Benefits and Complexities of Visualization as a Tool in Predictive Analysis - dummies

Benefits and Complexities of Visualization as a Tool in Predictive Analysis

By Anasse Bari, Mohamed Chaouchi, Tommy Jung

Napoleon Bonaparte said, “A good sketch is better than a long speech.” In predictive analytics, data visualization presents analytical results as a picture that can be easily used to build realistic, actionable narratives of possible futures. This is because the human brain finds pictures easier to digest than text or numbers.

Narratives based on analytics can be archived and transmitted throughout your organization, helping to form the basis of its approach to its business.

The benefits of visualization

Using visualizations to present the results of your predictive analytics model can save you a lot of time when you’re conveying your ideas to management. Visualization can make the business case for you, providing an instant understanding of complex analytical results.

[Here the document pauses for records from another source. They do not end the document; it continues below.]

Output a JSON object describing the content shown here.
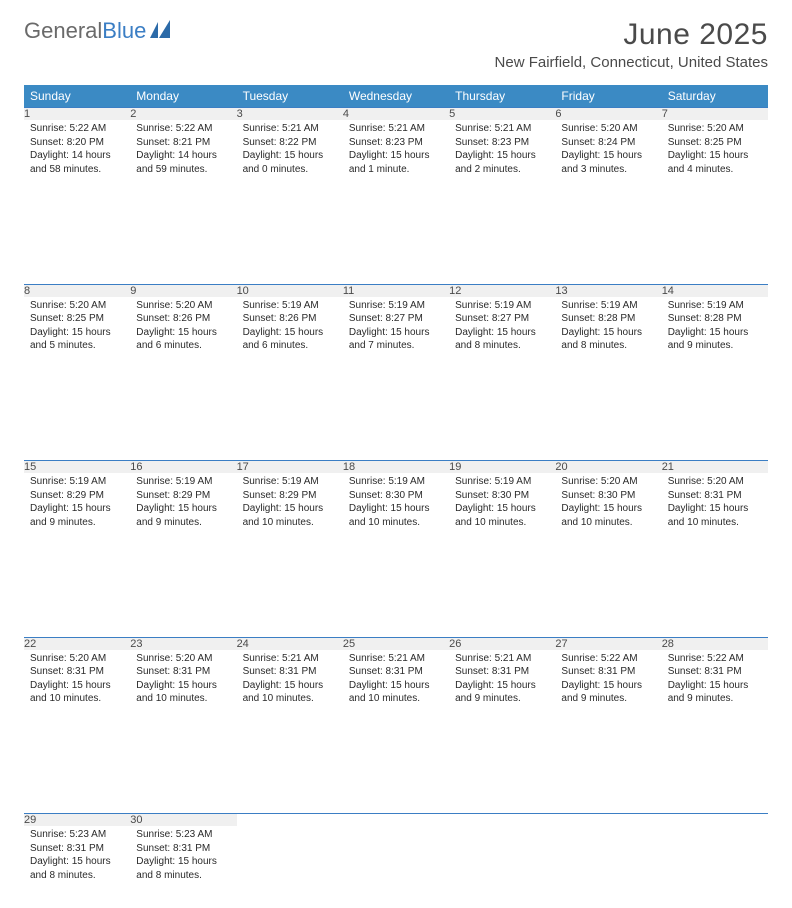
{
  "logo": {
    "text_general": "General",
    "text_blue": "Blue"
  },
  "title": "June 2025",
  "location": "New Fairfield, Connecticut, United States",
  "colors": {
    "brand_blue": "#3b8ac4",
    "rule_blue": "#3b7ec4",
    "header_text": "#ffffff",
    "daynum_bg": "#f0f0f0",
    "body_text": "#2a2a2a",
    "title_text": "#4a4a4a",
    "background": "#ffffff"
  },
  "weekdays": [
    "Sunday",
    "Monday",
    "Tuesday",
    "Wednesday",
    "Thursday",
    "Friday",
    "Saturday"
  ],
  "weeks": [
    [
      {
        "d": "1",
        "sr": "5:22 AM",
        "ss": "8:20 PM",
        "dl": "14 hours and 58 minutes."
      },
      {
        "d": "2",
        "sr": "5:22 AM",
        "ss": "8:21 PM",
        "dl": "14 hours and 59 minutes."
      },
      {
        "d": "3",
        "sr": "5:21 AM",
        "ss": "8:22 PM",
        "dl": "15 hours and 0 minutes."
      },
      {
        "d": "4",
        "sr": "5:21 AM",
        "ss": "8:23 PM",
        "dl": "15 hours and 1 minute."
      },
      {
        "d": "5",
        "sr": "5:21 AM",
        "ss": "8:23 PM",
        "dl": "15 hours and 2 minutes."
      },
      {
        "d": "6",
        "sr": "5:20 AM",
        "ss": "8:24 PM",
        "dl": "15 hours and 3 minutes."
      },
      {
        "d": "7",
        "sr": "5:20 AM",
        "ss": "8:25 PM",
        "dl": "15 hours and 4 minutes."
      }
    ],
    [
      {
        "d": "8",
        "sr": "5:20 AM",
        "ss": "8:25 PM",
        "dl": "15 hours and 5 minutes."
      },
      {
        "d": "9",
        "sr": "5:20 AM",
        "ss": "8:26 PM",
        "dl": "15 hours and 6 minutes."
      },
      {
        "d": "10",
        "sr": "5:19 AM",
        "ss": "8:26 PM",
        "dl": "15 hours and 6 minutes."
      },
      {
        "d": "11",
        "sr": "5:19 AM",
        "ss": "8:27 PM",
        "dl": "15 hours and 7 minutes."
      },
      {
        "d": "12",
        "sr": "5:19 AM",
        "ss": "8:27 PM",
        "dl": "15 hours and 8 minutes."
      },
      {
        "d": "13",
        "sr": "5:19 AM",
        "ss": "8:28 PM",
        "dl": "15 hours and 8 minutes."
      },
      {
        "d": "14",
        "sr": "5:19 AM",
        "ss": "8:28 PM",
        "dl": "15 hours and 9 minutes."
      }
    ],
    [
      {
        "d": "15",
        "sr": "5:19 AM",
        "ss": "8:29 PM",
        "dl": "15 hours and 9 minutes."
      },
      {
        "d": "16",
        "sr": "5:19 AM",
        "ss": "8:29 PM",
        "dl": "15 hours and 9 minutes."
      },
      {
        "d": "17",
        "sr": "5:19 AM",
        "ss": "8:29 PM",
        "dl": "15 hours and 10 minutes."
      },
      {
        "d": "18",
        "sr": "5:19 AM",
        "ss": "8:30 PM",
        "dl": "15 hours and 10 minutes."
      },
      {
        "d": "19",
        "sr": "5:19 AM",
        "ss": "8:30 PM",
        "dl": "15 hours and 10 minutes."
      },
      {
        "d": "20",
        "sr": "5:20 AM",
        "ss": "8:30 PM",
        "dl": "15 hours and 10 minutes."
      },
      {
        "d": "21",
        "sr": "5:20 AM",
        "ss": "8:31 PM",
        "dl": "15 hours and 10 minutes."
      }
    ],
    [
      {
        "d": "22",
        "sr": "5:20 AM",
        "ss": "8:31 PM",
        "dl": "15 hours and 10 minutes."
      },
      {
        "d": "23",
        "sr": "5:20 AM",
        "ss": "8:31 PM",
        "dl": "15 hours and 10 minutes."
      },
      {
        "d": "24",
        "sr": "5:21 AM",
        "ss": "8:31 PM",
        "dl": "15 hours and 10 minutes."
      },
      {
        "d": "25",
        "sr": "5:21 AM",
        "ss": "8:31 PM",
        "dl": "15 hours and 10 minutes."
      },
      {
        "d": "26",
        "sr": "5:21 AM",
        "ss": "8:31 PM",
        "dl": "15 hours and 9 minutes."
      },
      {
        "d": "27",
        "sr": "5:22 AM",
        "ss": "8:31 PM",
        "dl": "15 hours and 9 minutes."
      },
      {
        "d": "28",
        "sr": "5:22 AM",
        "ss": "8:31 PM",
        "dl": "15 hours and 9 minutes."
      }
    ],
    [
      {
        "d": "29",
        "sr": "5:23 AM",
        "ss": "8:31 PM",
        "dl": "15 hours and 8 minutes."
      },
      {
        "d": "30",
        "sr": "5:23 AM",
        "ss": "8:31 PM",
        "dl": "15 hours and 8 minutes."
      },
      null,
      null,
      null,
      null,
      null
    ]
  ],
  "labels": {
    "sunrise": "Sunrise:",
    "sunset": "Sunset:",
    "daylight": "Daylight:"
  }
}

Another benefit of using charts and graphs is to ease the process of decision-making.

For example, you can use visualizations to identify areas in your business that need attention, as when you show maps that present comparative sales of your product by location and can more easily identify areas that might need more advertising. Doing several such analyses and presentations over time can create a narrative of predicting sales volume by location.

Walking into a meeting with eye-catching graphics rather than spreadsheets of numbers can make your meeting more effective because visualizations are easy to explain to a diverse audience. Meetings can then become opportunities for discussion, focused imagination, and ingenuity, leading to the discovery of new insights.

Visualization can be used to confirm or disprove assumptions made about a specific topic or phenomenon in your data. It can also validate your predictive model by helping you determine whether the output of the model is in line with the business requirements, and the data supports the claims made for the model.

In summary, visualization:

  • Is easy to understand

  • Is visually appealing

  • Simplifies the complexities of the analysis

  • Is an efficient medium for communicating results

  • Makes the business case

  • Validates the output of your model

  • Enables the decision-making process

How to deal with complexities

Visualization may help simplify communication, but making effective use of visualization isn’t exactly simple. Using data visualization to draft the storylines of scenarios that portray the future of your organization can be both powerful and complex.

The complexities of using visualization in predictive analytics can crop up in various areas:

  • Visualization requires a wide range of multi-disciplinary skills in (for example) statistics, analysis, graphic design, computer programming, and narrative.

  • A large body of data that comes from a variety of sources can be unruly to handle. Finding innovative ways to plot all that data — and represent it to the decision-makers in ways they find meaningful — can be challenging.

  • Visualizing analytical results can accidentally convey misleading patterns or predictions. Different interpretations and various possible insights might come from the same visualization.

    To head off this difficulty, you might want to have different analysts discuss these possibilities and their meanings beforehand, in depth; get them to agree on a single, consistent story derived from the visualization before your present it to management.